Lula vai a Washington em março para encontro com Trump
Presidente falou em conversa "olho no olho" entre chefes de estado; petista telefonou para Macron para falar sobre Conselho da Paz
PUBLICAÇÃO
quarta-feira, 28 de janeiro de 2026
Presidente falou em conversa "olho no olho" entre chefes de estado; petista telefonou para Macron para falar sobre Conselho da Paz
Pedro Rafael Vilela - Agência Brasil 

Brasília - O presidente Luiz Inácio Lula da Silva afirmou nesta terça-feira (27) que viajará aos Estados Unidos em março para um encontro bilateral com o presidente do país, Donald Trump. A reunião ocorrerá na Casa Branca, em Washington. Lula confirmou a viagem ao chegar ao Panamá, na América Central, onde participou nesta quarta-feira (28) como convidado especial do Fórum Econômico Internacional da América Latina e Caribe, a convite do país anfitrião.
"No começo de março eu vou fazer uma viagem a Washington porque os Estados Unidos e o Brasil são as duas principais democracias do Ocidente e eu acho que dois chefes de Estado precisam conversar olhando um no olho do outro, para que a gente possa discutir as boas relações entre Brasil e Estados Unidos", disse o presidente em rápida conversa com jornalistas na chegada ao hotel na Cidade do Panamá.
"Eu estou convencido que a gente vai voltar à normalidade logo, que a gente vai fortalecer o multilateralismo e que a gente vai fazer com que as economias voltem a crescer, porque é isso que o povo espera de todos nós", acrescentou.
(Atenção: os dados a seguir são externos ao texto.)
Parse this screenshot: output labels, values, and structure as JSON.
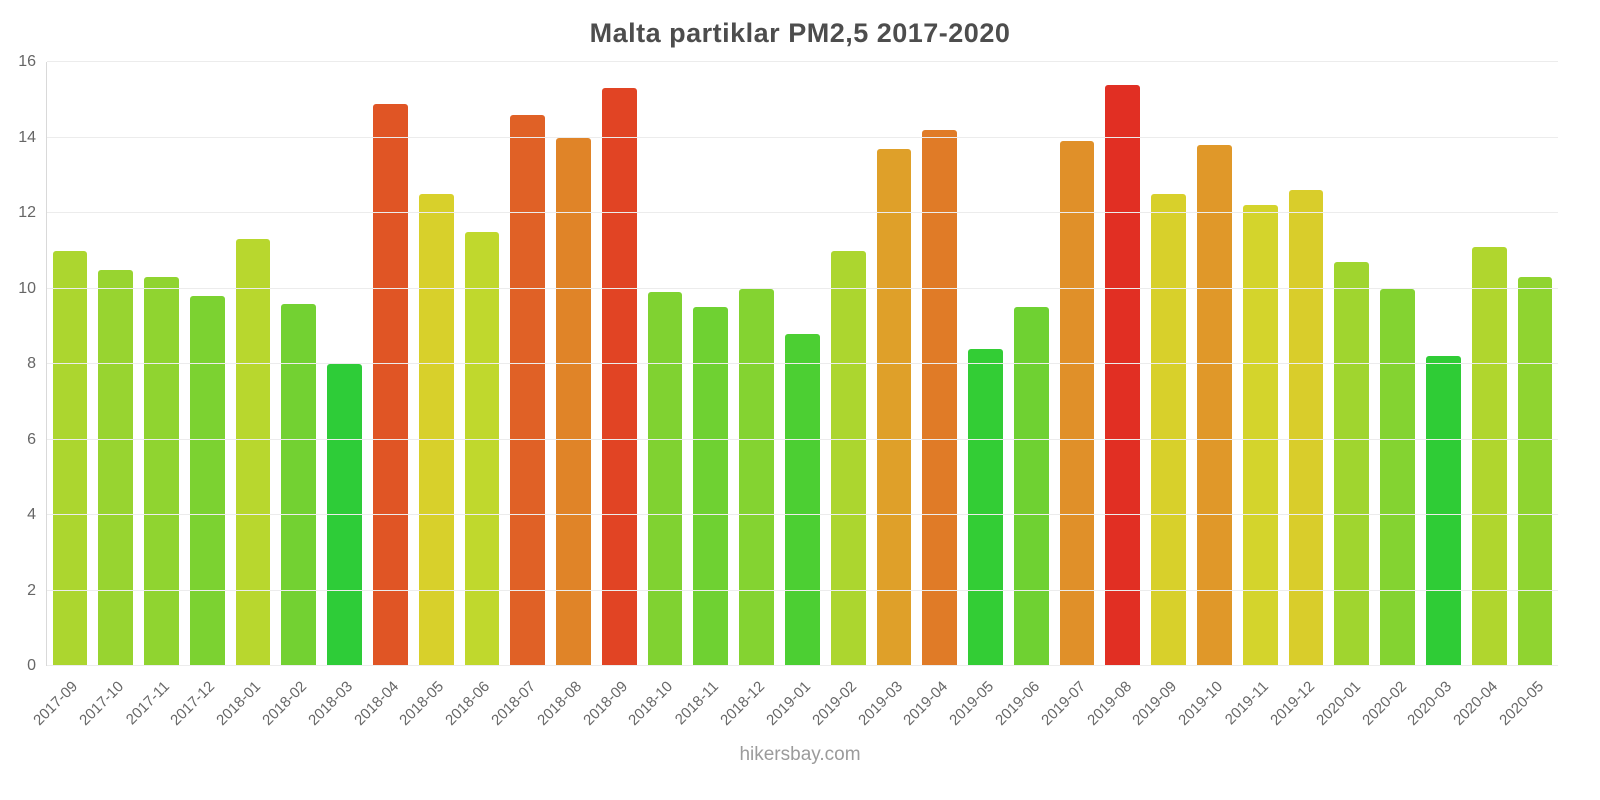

Lula e Trump conversaram por telefone na segunda-feira e trataram de diversos assuntos, incluindo a situação na Venezuela, o plano de paz para a Faixa de Gaza e o combate ao crime organizado, de acordo com nota oficial do Palácio do Planalto.
No Panamá, Lula também foi questionado sobre a crise na Venezuela e a presença militar dos EUA no Caribe. Ele disse conversou duas vezes com a presidente interina do país, Delcy Rodríguez, ainda nos dias que se seguiram à invasão militar norte-americana, em Caracas, mas que vai ligar novamente para a sucessora de Nicolás Maduro.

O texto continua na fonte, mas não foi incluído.